Et elle se remit à rire par saccades, comme quand on veut s’empêcher de rire et qu’on ne peut pas.

— Il était rondelet, grassouillet, myope, gauche, embarrassé ; il rougissait dès qu’une jeune fille le regardait ou lui adressait la parole. Mais ma mère me dit que c’était un parti extraordinaire. Mon père me répéta la même chose ; mon frère, mon oncle, mes tantes, ma gouvernante, ma femme de chambre me chantèrent la même chanson. Comment aurais-je pu, si jeune, résister à une coalition pareille ?

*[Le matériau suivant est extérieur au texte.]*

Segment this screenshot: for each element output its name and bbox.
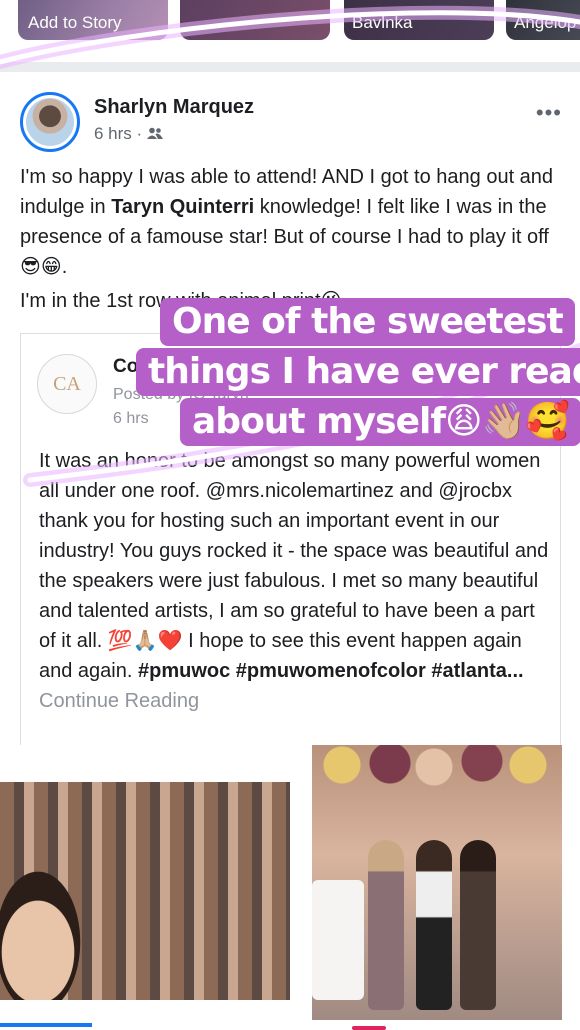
photo-chair [312,880,364,1000]
story-label: Add to Story [28,13,122,32]
separator-dot: · [136,124,147,143]
post-time[interactable]: 6 hrs [94,124,132,143]
avatar-image [26,98,74,146]
photo-person [416,840,452,1010]
event-photo-1[interactable] [0,782,290,1000]
caption-text: One of the sweetest [172,301,564,342]
shared-text: It was an honor to be amongst so many po… [39,450,549,682]
shared-body: It was an honor to be amongst so many po… [39,446,554,716]
story-card[interactable]: Angelop [506,0,580,40]
friends-icon [146,124,163,143]
story-label: Angelop [514,13,577,32]
story-add[interactable]: Add to Story [18,0,168,40]
continue-reading-link[interactable]: Continue Reading [39,690,199,712]
story-card[interactable]: Bavlnka [344,0,494,40]
caption-line: about myself😩👋🏼🥰 [180,398,580,446]
story-caption: One of the sweetest things I have ever r… [136,298,580,448]
caption-line: things I have ever read [136,348,580,396]
page-logo[interactable]: CA [37,354,97,414]
post-body: I'm so happy I was able to attend! AND I… [20,162,565,320]
story-card[interactable] [180,0,330,40]
photo-person [368,840,404,1010]
hashtags[interactable]: #pmuwoc #pmuwomenofcolor #atlanta... [138,660,524,682]
post-author[interactable]: Sharlyn Marquez [94,96,254,119]
feed-divider [0,62,580,72]
caption-line: One of the sweetest [160,298,575,346]
post-meta: 6 hrs · [94,124,163,144]
story-label: Bavlnka [352,13,413,32]
tagged-person[interactable]: Taryn Quinterri [111,196,254,218]
caption-text: about myself😩👋🏼🥰 [192,401,570,442]
post-paragraph: I'm so happy I was able to attend! AND I… [20,162,565,282]
notification-indicator [352,1026,386,1030]
active-tab-indicator [0,1023,92,1027]
photo-person [460,840,496,1010]
stories-strip: Add to Story Bavlnka Angelop [0,0,580,44]
avatar[interactable] [20,92,80,152]
event-photo-2[interactable] [312,745,562,1020]
caption-text: things I have ever read [148,351,580,392]
more-options-icon[interactable]: ••• [536,100,562,126]
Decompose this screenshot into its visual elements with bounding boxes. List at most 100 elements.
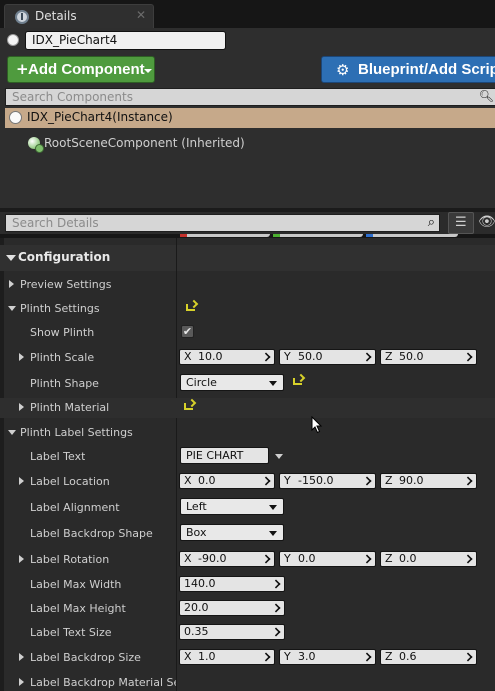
plinth-scale-z-field[interactable]: Z 50.0 <box>380 349 477 365</box>
chevron-down-icon <box>144 69 152 73</box>
gear-icon: ⚙ <box>336 61 350 79</box>
group-preview-settings[interactable]: Preview Settings <box>0 275 495 295</box>
group-plinth-settings[interactable]: Plinth Settings <box>0 299 495 319</box>
cropped-widget <box>180 234 270 237</box>
add-component-button[interactable]: + Add Component <box>7 56 155 83</box>
drag-handle-icon[interactable] <box>261 352 271 362</box>
collapse-arrow-icon <box>19 403 24 411</box>
tab-label: Details <box>35 9 77 23</box>
show-plinth-checkbox[interactable]: ✔ <box>181 325 194 338</box>
drag-handle-icon[interactable] <box>362 476 372 486</box>
label-rotation-label: Label Rotation <box>30 553 110 566</box>
label-backdrop-material-label: Label Backdrop Material Setti <box>30 676 176 689</box>
plus-icon: + <box>16 60 29 78</box>
plinth-scale-y-field[interactable]: Y 50.0 <box>279 349 376 365</box>
drag-handle-icon[interactable] <box>271 579 281 589</box>
close-icon[interactable]: ✕ <box>136 8 146 22</box>
label-location-y-field[interactable]: Y -150.0 <box>279 473 376 489</box>
label-text-size-label: Label Text Size <box>30 626 112 639</box>
label-location-label: Label Location <box>30 475 110 488</box>
actor-name-field[interactable]: IDX_PieChart4 <box>25 31 226 50</box>
collapse-arrow-icon <box>19 678 24 686</box>
reset-to-default-icon[interactable] <box>184 403 193 410</box>
category-configuration[interactable]: Configuration <box>0 245 495 271</box>
drag-handle-icon[interactable] <box>362 652 372 662</box>
collapse-arrow-icon <box>19 555 24 563</box>
plinth-scale-label: Plinth Scale <box>30 351 95 364</box>
label-max-width-label: Label Max Width <box>30 578 122 591</box>
chevron-down-icon <box>269 505 277 510</box>
plinth-shape-dropdown[interactable]: Circle <box>180 374 284 391</box>
chevron-down-icon <box>269 531 277 536</box>
collapse-arrow-icon <box>19 653 24 661</box>
label-backdrop-size-label: Label Backdrop Size <box>30 651 141 664</box>
drag-handle-icon[interactable] <box>463 554 473 564</box>
actor-sphere-icon <box>9 111 22 124</box>
chevron-down-icon <box>269 381 277 386</box>
label-text-input[interactable]: PIE CHART <box>180 447 269 464</box>
label-location-x-field[interactable]: X 0.0 <box>179 473 275 489</box>
drag-handle-icon[interactable] <box>362 554 372 564</box>
drag-handle-icon[interactable] <box>261 476 271 486</box>
actor-icon <box>7 34 19 46</box>
plinth-label-settings-label: Plinth Label Settings <box>20 426 133 439</box>
property-show-plinth: Show Plinth <box>0 323 495 343</box>
label-location-z-field[interactable]: Z 90.0 <box>380 473 477 489</box>
scene-component-icon <box>28 137 44 153</box>
blueprint-label: Blueprint/Add Script <box>358 61 495 78</box>
blueprint-add-script-button[interactable]: ⚙ Blueprint/Add Script <box>321 56 495 83</box>
property-label-backdrop-material[interactable]: Label Backdrop Material Setti <box>0 673 495 691</box>
search-details-placeholder: Search Details <box>12 216 99 230</box>
property-plinth-material: Plinth Material <box>0 398 495 418</box>
collapse-arrow-icon <box>19 353 24 361</box>
label-alignment-dropdown[interactable]: Left <box>180 498 284 515</box>
label-backdrop-shape-dropdown[interactable]: Box <box>180 524 284 541</box>
plinth-settings-label: Plinth Settings <box>20 302 100 315</box>
drag-handle-icon[interactable] <box>271 603 281 613</box>
category-label: Configuration <box>18 250 111 264</box>
search-details-input[interactable]: Search Details ⌕ <box>5 214 440 232</box>
collapse-arrow-icon <box>9 280 14 288</box>
group-plinth-label-settings[interactable]: Plinth Label Settings <box>0 423 495 443</box>
search-icon: 🔍︎ <box>478 89 494 103</box>
expand-arrow-icon <box>8 430 16 435</box>
search-components-input[interactable]: Search Components 🔍︎ <box>5 88 495 106</box>
drag-handle-icon[interactable] <box>261 652 271 662</box>
search-icon: ⌕ <box>427 215 435 230</box>
drag-handle-icon[interactable] <box>362 352 372 362</box>
drag-handle-icon[interactable] <box>463 652 473 662</box>
add-component-label: Add Component <box>28 61 145 78</box>
component-instance-label: IDX_PieChart4(Instance) <box>27 110 173 124</box>
label-backdrop-shape-label: Label Backdrop Shape <box>30 527 153 540</box>
drag-handle-icon[interactable] <box>463 352 473 362</box>
plinth-scale-x-field[interactable]: X 10.0 <box>179 349 275 365</box>
label-max-width-field[interactable]: 140.0 <box>179 576 285 592</box>
expand-arrow-icon <box>6 255 16 261</box>
eye-icon[interactable]: 👁︎ <box>478 214 495 230</box>
component-instance-row[interactable]: IDX_PieChart4(Instance) <box>5 108 495 128</box>
drag-handle-icon[interactable] <box>271 627 281 637</box>
label-text-size-field[interactable]: 0.35 <box>179 624 285 640</box>
label-backdrop-size-y-field[interactable]: Y 3.0 <box>279 649 376 665</box>
reset-to-default-icon[interactable] <box>186 304 195 311</box>
label-backdrop-size-x-field[interactable]: X 1.0 <box>179 649 275 665</box>
expand-arrow-icon <box>8 306 16 311</box>
drag-handle-icon[interactable] <box>463 476 473 486</box>
info-icon <box>15 10 29 24</box>
label-text-label: Label Text <box>30 450 86 463</box>
label-max-height-field[interactable]: 20.0 <box>179 600 285 616</box>
label-rotation-x-field[interactable]: X -90.0 <box>179 551 275 567</box>
label-rotation-z-field[interactable]: Z 0.0 <box>380 551 477 567</box>
drag-handle-icon[interactable] <box>261 554 271 564</box>
cropped-widget <box>366 234 458 237</box>
preview-settings-label: Preview Settings <box>20 278 112 291</box>
collapse-arrow-icon <box>19 477 24 485</box>
show-plinth-label: Show Plinth <box>30 326 95 339</box>
root-scene-component-label: RootSceneComponent (Inherited) <box>44 136 245 150</box>
chevron-down-icon[interactable] <box>275 454 283 459</box>
view-options-button[interactable] <box>448 212 474 234</box>
tab-details[interactable]: Details ✕ <box>4 4 154 28</box>
label-backdrop-size-z-field[interactable]: Z 0.6 <box>380 649 477 665</box>
reset-to-default-icon[interactable] <box>293 378 302 385</box>
label-rotation-y-field[interactable]: Y 0.0 <box>279 551 376 567</box>
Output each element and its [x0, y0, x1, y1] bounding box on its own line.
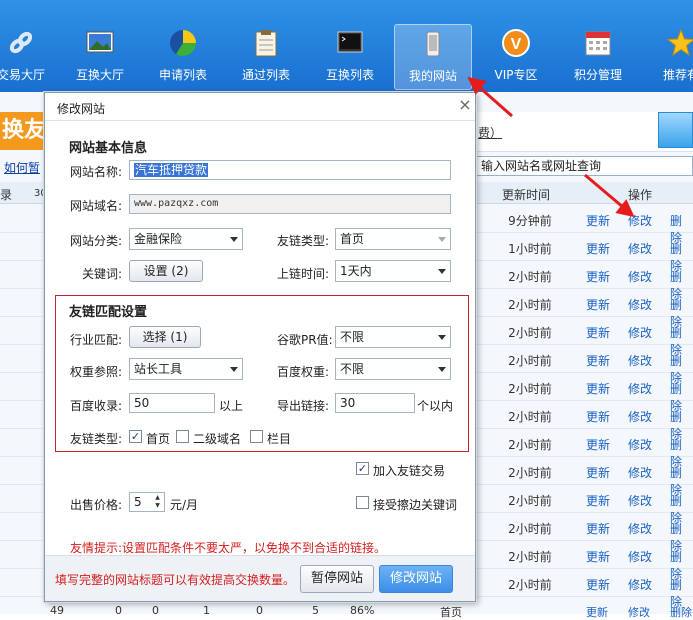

Et elle sourit. Au même instant, une brise plus forte secoua dans leurs pesantes boucles de fer les cordages tendus autour de nous, siffla sur les arêtes du navire, interrompit une minute notre entretien. Je me retournai pour regarder la mer. Sous le ciel sans soleil, sur la grise étendue des eaux, la mer morte commençait à revivre, se ridait, blanchissait ; mais elle paraissait encore plus déserte et plus sauvage que d’habitude, peut-être parce qu’à présent le Cordova lui-même semblait inhabité. Cette solitude ne me déplaisait point : elle semblait favoriser les confidences. Je n’éprouvais plus aucun scrupule à adresser à Mme Feldmann les questions les plus indiscrètes, comme si nous nous connaissions depuis des années ; et ma curiosité croissait, parce que je me perdais dans les continuelles contradictions de ses propos. Aimait-elle son mari ? le détestait-elle ? était-elle indifférente à son égard ? Je lui demandai sans détour :

— En somme, regrettez-vous ou ne regrettez-vous pas d’avoir fait ce mariage ? L’autre soir et tout à l’heure encore, vous disiez oui ; mais, un peu auparavant, vous avez attribué vos répugnances à l’inexpérience.

Elle esquiva la réponse.

— Je crois, dit-elle, que mes parens auraient eu raison d’empêcher ce mariage. Et le fait est qu’à un certain moment, mon père y songea. Deux ou trois accès de colère qu’eut Frédéric, pendant les fiançailles, l’avaient effrayé. Quand cet homme, d’ordinaire assez timide, se met en rage..., et il se met en rage pour des riens... Ce fut ma mère qui tranquillisa mon père. Ma mère était une excellente femme ; mais elle estimait que, dans la vie, l’argent est tout.